In September 2020, the legal team at the Environment Agency (the Agency) started exploring the use of the Carbon Reduction Clauses and has since adopted them into a selection of key service contracts. The Agency was determined to set a standard not only as a regulator but also a leader in adopting ambitious environmental and carbon standards working towards its 2030 Net Zero commitment. Achieving that means bringing its suppliers along on its journey to Net Zero.
What do the Carbon Reduction Clauses deliver for the Agency?
- The Agency and its service provider must agree on an annual greenhouse gas (GHG) emission reduction goal.
- The service provider must make an annual GHG report to show progress on that goal.
- When a service provider goes beyond an agreed target goal, the provider and the Agency share the benefit of the additional GHG reductions achieved using a gain share mechanism.
How did The Chancery Lane Project (TCLP) help the Agency get here?

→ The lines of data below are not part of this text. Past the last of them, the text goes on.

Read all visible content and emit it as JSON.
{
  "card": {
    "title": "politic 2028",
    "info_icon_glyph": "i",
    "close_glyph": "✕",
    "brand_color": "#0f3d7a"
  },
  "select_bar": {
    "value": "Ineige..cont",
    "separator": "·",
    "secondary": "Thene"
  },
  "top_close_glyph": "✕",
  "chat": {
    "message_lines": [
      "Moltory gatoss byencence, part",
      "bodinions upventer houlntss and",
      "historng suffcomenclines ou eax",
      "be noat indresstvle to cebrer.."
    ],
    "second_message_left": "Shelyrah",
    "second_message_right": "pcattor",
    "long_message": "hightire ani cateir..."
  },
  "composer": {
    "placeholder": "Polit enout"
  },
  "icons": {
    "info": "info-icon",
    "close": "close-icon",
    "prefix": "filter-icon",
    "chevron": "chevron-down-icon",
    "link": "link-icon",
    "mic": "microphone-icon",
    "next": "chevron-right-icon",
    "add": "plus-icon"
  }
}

The Agency used TCLP’s provisions to drive its requirements through its supply chains. By making the clauses flexible the Agency set reduction goals and pathways that were tailored to the capacity of individual service providers, and therefore more likely to produce results. The ability of the providers to agree on the right starting point as well as a reduction goal has led to a positive and constructive reaction.
What changes have the Carbon Reduction Clauses made?
The Carbon Reduction Clauses have put sustainability requirements front and centre of each contract in which they are used and tied them to incentivisation mechanisms.
Although the Carbon Reduction Clauses have been specifically drafted by the Agency’s legal team, their wording has been inspired by parts of TCLP’s Zoë and Bea’s Clause, as well as the definitions in TCLP’s Glossary.
What are the key takeaways?
- TCLP clauses are a great starting point for your specific contract needs.
- Tailoring the clauses to your supplier’s capacity can get more results than rigid wording.
- Climate-conscious clauses have a greater impact when paired with traditional contractual enforcement/incentivisation mechanisms.